A node can be manually deleted by a user or by an external system. When a node without this finalizer is deleted (via kubectl or api call), the instance will not be deleted from AWS EC2. It is only unregistered from the kubernetes cluster. All the containing pods will deleted by a gargage collection and they will start in another node. This karpenter finalizer improves the deletion process.

  • Nodeclaim

The karpenter nodes are associated to a nodeclain. Deleting the nodeclain also deletes the node.

  • Nodepool

The nodepools are the owners of the nodeclaims (ownerReferences). If a nodepool is deleted, the associated nodeclaims and nodes will be deleted.

Automatic graceful methods: Consolidation

With this method karpenter tries to reduce the cluster cost deleting nodes or replacing them.

consolidationPolicy

Karpenter can delete nodes:

  • when the node is empty. This is when it has no daemonset related pods running. (deletion mechanism)
  • when the workloads can run in another nodes. (deletion mechanism)
  • when the nodes can be replaced with cheaper variants. (replace mechanism)

There are 2 consolidation policies: WhenEmptyOrUnderutilized (default) and WhenEmpty and it can be specified in spec.disruption.consolidationPolicy of the nodepool.

The order of the actions that the consolidation tries to do is:

  • delete all the empty nodes in parallel
  • delete 2 or more nodes and possibly creating a new one if this is a cheaper solution
  • delete a single node and possibly creating a new one if this is a cheaper solution

Nodes with fewer pods, or with upcoming expiration or with lower priority pods will be better candidates to be consolidated

Things like the anti-affinity, pod disruption budgets or topology spreads affects the effectiveness of the consolidation

Spot to spot consolidation

The spot nodes are consolidated by default with the deletion mechanism.

It is possible to enable the replace one through the SpotToSpotConsolidation feature flag karpenter considers another things in addition to the cheapest price. It also needs a minimum of 15 instance types to work and possibility to be interrupted is also observed.

consolidateAfter

When a pod is added or deleted from a node, karpenter starts to calculate if the node is consolidatable when the value specified in spec.disruption.consolidateAfter is reached. With this we can tell karpenter to be more cautious or aggressive in terms of consolidation.

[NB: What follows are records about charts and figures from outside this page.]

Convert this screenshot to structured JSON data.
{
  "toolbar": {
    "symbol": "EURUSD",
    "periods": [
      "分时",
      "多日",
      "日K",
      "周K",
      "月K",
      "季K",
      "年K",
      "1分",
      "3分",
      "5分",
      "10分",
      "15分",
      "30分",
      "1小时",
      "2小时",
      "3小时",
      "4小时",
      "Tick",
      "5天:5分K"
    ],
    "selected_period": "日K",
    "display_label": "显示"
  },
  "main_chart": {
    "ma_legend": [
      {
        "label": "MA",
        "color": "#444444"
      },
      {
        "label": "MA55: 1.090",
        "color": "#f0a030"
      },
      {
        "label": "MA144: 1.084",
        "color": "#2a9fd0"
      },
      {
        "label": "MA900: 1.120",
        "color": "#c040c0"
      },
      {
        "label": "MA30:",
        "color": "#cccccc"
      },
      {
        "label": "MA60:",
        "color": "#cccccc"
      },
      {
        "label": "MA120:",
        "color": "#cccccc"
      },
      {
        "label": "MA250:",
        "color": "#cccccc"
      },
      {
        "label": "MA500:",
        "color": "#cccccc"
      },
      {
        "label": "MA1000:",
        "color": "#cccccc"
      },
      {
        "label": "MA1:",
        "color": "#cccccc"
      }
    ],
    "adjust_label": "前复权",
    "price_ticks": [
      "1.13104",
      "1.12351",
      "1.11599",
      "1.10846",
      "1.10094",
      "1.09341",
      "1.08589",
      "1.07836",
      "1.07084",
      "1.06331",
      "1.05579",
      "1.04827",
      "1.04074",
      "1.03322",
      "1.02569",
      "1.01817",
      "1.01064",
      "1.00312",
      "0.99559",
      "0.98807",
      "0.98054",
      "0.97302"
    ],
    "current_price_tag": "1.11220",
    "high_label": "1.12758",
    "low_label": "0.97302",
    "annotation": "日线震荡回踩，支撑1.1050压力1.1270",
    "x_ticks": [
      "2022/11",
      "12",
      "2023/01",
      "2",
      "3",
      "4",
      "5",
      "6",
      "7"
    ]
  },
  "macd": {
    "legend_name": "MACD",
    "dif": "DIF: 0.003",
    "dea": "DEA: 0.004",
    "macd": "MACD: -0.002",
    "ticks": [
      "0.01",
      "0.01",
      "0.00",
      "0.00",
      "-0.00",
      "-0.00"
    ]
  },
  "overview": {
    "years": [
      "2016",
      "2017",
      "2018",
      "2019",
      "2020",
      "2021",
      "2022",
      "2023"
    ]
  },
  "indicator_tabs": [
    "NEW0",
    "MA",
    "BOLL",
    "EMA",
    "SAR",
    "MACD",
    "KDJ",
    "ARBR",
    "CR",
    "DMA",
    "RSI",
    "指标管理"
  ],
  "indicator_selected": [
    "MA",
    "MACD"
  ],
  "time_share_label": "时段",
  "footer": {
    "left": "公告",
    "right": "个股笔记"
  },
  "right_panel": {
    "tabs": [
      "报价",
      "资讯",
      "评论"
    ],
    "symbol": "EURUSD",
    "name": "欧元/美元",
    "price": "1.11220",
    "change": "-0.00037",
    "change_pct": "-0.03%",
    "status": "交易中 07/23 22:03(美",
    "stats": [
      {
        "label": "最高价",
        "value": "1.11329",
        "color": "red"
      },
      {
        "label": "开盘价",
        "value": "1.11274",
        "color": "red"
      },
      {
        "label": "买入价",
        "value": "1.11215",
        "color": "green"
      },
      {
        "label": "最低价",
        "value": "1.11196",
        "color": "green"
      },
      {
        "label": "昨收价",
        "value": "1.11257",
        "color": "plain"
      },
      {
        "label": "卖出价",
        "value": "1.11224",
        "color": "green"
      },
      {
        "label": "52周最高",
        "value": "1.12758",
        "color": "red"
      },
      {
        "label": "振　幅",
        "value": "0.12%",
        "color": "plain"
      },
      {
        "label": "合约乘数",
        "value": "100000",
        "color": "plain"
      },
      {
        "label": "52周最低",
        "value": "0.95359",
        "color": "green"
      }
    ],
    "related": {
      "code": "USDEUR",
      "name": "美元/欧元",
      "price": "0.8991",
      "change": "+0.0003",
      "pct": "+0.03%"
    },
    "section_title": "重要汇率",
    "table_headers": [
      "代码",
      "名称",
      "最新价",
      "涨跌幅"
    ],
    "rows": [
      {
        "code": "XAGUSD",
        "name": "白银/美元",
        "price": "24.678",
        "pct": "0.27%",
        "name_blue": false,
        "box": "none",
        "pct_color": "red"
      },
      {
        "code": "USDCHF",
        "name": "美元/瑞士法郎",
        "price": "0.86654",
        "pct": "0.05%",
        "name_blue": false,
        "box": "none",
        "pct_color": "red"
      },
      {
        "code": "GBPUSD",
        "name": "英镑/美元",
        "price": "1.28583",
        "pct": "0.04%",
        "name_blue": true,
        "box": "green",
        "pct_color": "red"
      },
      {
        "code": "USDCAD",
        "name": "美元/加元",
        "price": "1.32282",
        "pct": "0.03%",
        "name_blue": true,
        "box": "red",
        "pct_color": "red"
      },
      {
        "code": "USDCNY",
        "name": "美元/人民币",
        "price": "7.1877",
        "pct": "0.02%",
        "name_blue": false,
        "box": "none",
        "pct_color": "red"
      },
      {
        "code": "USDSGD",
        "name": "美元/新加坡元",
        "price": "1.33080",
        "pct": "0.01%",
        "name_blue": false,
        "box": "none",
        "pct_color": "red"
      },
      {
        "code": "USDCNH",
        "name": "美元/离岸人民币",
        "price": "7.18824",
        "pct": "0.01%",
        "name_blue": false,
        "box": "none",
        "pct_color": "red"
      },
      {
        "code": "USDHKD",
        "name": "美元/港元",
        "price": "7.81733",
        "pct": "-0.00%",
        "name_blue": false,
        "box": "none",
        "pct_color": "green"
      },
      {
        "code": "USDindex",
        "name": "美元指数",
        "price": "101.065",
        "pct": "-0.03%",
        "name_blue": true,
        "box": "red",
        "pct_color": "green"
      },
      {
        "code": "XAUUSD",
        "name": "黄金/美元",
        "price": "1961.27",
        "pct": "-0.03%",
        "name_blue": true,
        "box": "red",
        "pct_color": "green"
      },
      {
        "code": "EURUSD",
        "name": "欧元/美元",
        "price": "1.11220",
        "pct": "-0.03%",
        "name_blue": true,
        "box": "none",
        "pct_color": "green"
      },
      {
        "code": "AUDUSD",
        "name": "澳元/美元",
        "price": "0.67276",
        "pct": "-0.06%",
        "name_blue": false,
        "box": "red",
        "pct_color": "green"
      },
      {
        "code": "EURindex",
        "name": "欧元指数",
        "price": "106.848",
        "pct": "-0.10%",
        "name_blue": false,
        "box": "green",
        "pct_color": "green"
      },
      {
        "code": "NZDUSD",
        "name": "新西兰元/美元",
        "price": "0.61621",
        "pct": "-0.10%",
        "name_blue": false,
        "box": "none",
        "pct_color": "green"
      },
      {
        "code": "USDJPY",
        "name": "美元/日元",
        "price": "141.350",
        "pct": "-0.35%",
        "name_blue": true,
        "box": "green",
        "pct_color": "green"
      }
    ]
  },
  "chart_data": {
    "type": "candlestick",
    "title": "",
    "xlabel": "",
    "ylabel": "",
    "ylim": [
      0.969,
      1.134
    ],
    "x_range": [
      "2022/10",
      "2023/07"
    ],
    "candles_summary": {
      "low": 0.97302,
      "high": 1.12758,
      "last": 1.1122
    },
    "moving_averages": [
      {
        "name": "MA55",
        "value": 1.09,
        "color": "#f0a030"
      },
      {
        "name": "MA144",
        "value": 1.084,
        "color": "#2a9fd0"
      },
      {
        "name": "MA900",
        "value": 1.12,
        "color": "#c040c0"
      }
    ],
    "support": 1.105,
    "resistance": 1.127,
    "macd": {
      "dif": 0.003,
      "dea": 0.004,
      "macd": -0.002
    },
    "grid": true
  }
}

We can disable the consolidation with the "Never" value here

Automatic graceful methods: Drift

The drift method tries to reconciliate the desired state of the nodepools and ec2nodeclasses with the actual one. In order to check if there is a drift, karpenter compares some fields in that resources. It also maintains some hashes in the resources.

Automated forceful methods: Expiration

It is possible to expire nodes with the spec.template.spec.expireAfter field. The default vale is 720 hours (30 days)

Automated forceful methods: Interruption

When this methods karpenter watch some events that can cause involuntary interruptions.

  • AWS will reclaim an spot instance
  • Maintenance tasks
  • Instance deletion events
  • Instance stopping events

Then karpenter sends a drain, taint and deletion of the node.

With the spot interruption warnings, there are 2 minutes to solve the situation. In order to get the events we need to configure an sqs queue and a some EventBridge rules. Also, by default, karpenter does not manage the Spot Rebalance Recommendations.